The 7th Circuit pointed out that the statistical evidenced offered on this point was not the result of multivariate regression.  When regression analysis was utilized the data no longer supported the proposition that robberies were more likely at late-night adult bookstores versus other late-night establishments such as taverns, liquor stores, pharmacies or convenience stores (which the city did not require to be closed as part of the ordinance).  Moreover, the robberies that did take place more often happened to the bookstore itself and its patrons, rather than to other businesses or passers-by.  “The Supreme Court has not endorsed an approach under which governments can close bookstores in order to reduce crime directed at businesses that knowingly accept the risk of being robbed, or persons who voluntary frequent their premises.”  Citing the Supreme Court in Alameda Books, the court affirmed that “a city cannot regulate the secondary effects of speech by suppressing the speech itself….[The benefits of the Indianapolis ordinance] come from closure: the shuttered shops can’t be robbed at gunpoint, and they lack customers who could be mugged.  If that sort of benefit were enough to justify closure then a city could forbid adult bookstores altogether.”  The case was remanded with an order to issue an injunction preventing the enforcement of the closure ordinance.

Content-neutral zoning ordinance that resulted in total ban on adult entertainment businesses deemed valid; alternative avenues of communication existed in other jurisdictions

by Gary Taylor

David Peterson and The Juice Bar, LLC v.
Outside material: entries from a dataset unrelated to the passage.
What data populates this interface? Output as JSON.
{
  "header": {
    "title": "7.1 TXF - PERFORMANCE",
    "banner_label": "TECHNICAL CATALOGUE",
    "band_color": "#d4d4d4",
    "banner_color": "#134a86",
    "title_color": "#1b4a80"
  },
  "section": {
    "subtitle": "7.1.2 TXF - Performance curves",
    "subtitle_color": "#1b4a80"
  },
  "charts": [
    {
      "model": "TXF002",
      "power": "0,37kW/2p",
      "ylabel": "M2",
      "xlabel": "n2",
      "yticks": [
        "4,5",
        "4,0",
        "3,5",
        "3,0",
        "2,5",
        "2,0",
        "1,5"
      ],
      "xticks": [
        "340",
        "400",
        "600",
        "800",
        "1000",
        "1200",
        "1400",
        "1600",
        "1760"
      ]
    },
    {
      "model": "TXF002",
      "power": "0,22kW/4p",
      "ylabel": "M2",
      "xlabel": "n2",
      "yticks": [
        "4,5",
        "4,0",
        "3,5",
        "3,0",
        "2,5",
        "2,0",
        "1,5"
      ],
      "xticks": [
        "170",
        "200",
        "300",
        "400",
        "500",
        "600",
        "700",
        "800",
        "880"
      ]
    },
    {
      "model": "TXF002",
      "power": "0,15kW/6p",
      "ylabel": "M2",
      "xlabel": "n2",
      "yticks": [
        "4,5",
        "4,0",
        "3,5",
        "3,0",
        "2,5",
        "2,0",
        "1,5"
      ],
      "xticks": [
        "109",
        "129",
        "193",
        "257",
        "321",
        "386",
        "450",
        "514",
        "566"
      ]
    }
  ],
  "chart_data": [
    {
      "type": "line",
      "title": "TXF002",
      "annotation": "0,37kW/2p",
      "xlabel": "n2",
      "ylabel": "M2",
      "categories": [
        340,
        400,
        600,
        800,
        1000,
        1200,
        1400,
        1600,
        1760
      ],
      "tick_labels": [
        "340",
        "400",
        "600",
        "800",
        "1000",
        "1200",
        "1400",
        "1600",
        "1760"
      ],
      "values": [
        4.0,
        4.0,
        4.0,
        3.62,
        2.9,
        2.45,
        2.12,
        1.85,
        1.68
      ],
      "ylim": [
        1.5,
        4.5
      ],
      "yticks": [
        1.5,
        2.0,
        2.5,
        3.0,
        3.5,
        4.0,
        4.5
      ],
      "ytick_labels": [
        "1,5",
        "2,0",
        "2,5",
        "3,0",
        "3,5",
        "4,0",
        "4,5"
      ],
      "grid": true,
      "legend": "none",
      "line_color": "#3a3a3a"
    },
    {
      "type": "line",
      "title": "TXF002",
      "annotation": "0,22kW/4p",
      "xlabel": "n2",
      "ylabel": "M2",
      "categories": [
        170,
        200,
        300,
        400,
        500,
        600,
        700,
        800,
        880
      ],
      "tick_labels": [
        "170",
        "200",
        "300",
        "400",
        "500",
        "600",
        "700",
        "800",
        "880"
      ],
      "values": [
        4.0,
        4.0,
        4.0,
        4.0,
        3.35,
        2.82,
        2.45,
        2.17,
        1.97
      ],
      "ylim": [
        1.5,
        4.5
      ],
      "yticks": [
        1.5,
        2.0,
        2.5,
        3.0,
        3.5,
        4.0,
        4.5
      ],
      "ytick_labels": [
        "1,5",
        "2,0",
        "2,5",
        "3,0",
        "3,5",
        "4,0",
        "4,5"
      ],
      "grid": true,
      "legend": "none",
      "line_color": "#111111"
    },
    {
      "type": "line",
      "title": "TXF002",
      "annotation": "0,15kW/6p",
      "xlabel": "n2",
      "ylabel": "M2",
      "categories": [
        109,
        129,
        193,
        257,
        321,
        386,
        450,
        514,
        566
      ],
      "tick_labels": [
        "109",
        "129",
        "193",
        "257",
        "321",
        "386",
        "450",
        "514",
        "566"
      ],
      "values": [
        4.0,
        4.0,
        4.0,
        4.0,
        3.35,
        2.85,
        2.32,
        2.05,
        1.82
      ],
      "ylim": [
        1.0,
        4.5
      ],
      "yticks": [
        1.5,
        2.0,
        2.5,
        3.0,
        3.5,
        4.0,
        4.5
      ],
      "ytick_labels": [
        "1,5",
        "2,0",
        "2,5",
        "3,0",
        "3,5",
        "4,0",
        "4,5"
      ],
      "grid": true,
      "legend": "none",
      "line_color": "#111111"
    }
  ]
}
City of Florence (MN)
(Federal 8th Circuit Court of Appeals, August 16, 2013)

Florence, Minnesota – a municipality in Lyon County – has a population of 39, and covers approximately 0.2 square miles.  It is home to sixteen single-family residences, a shop where Florence’s road equipment is stored, an unheated office that serves as the city office, and a park.
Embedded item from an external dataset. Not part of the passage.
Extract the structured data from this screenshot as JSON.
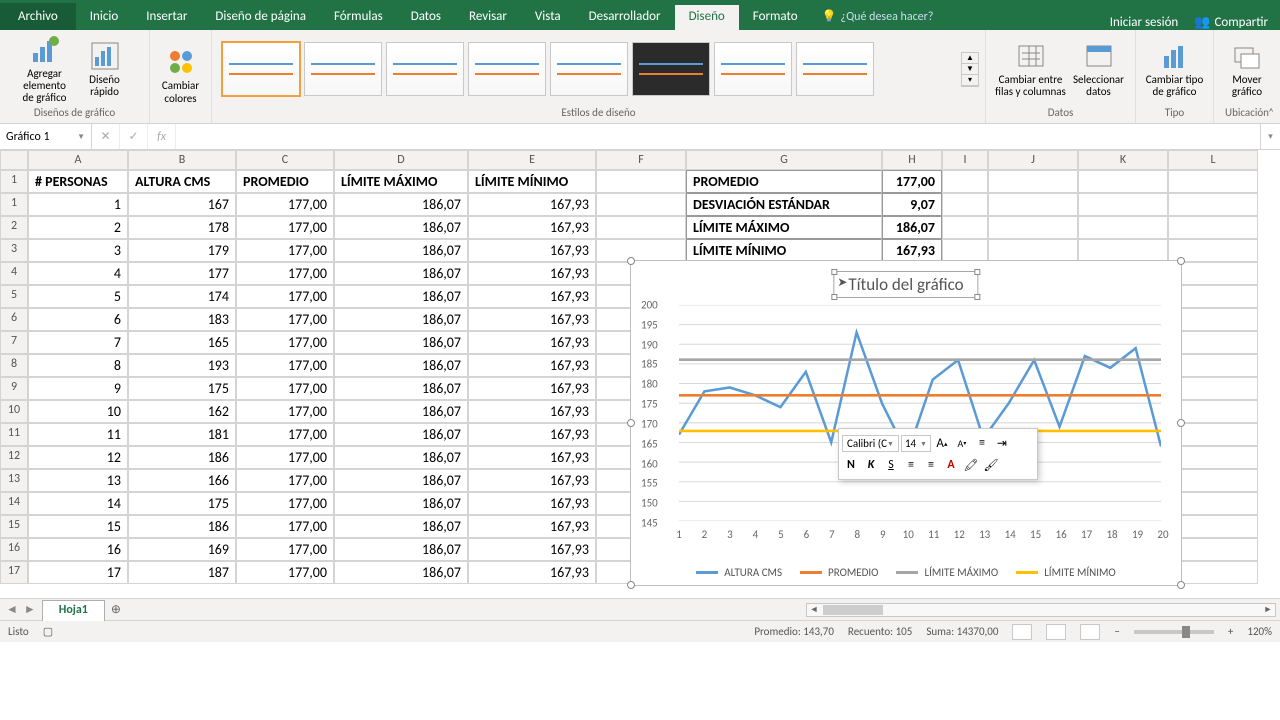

In 2008 the city adopted an ordinance prohibiting the operation of a sexually-oriented business within 250 feet of day cares, schools, parks, libraries, and any property zoned for residential use.  At the same time the city adopted a zoning ordinance that established three zoning districts (residential, commercial, and business) and zoned the entire city residential.  Sexually-oriented businesses were only permitted in the commercial district.

Peterson opened The Juice Bar in December 2010, which featured live, nude dancers.  The next day Peterson was charged with three misdemeanor counts for violating the sexually-oriented business ordinance, for operating The Juice Bar within 250-feed of a park.  Peterson filed suit against the city to enjoin the enforcement of the ordinance, for a declaratory ruling that the ordinance violated his First Amendment freedom of speech rights, and sought damages and attorney fees.  Shortly thereafter in 2011, the city repealed its sexually-oriented business ordinance in its entirety, and amended its zoning ordinance to eliminate the business and commercial districts, citing the city’s “limited infrastructure, staff, and resources” which could not support business or commercial uses.  The criminal case against Peterson was dismissed, but Peterson’s First Amendment suit continued; that is, until the district court dismissed the suit.  Peterson appealed the dismissal.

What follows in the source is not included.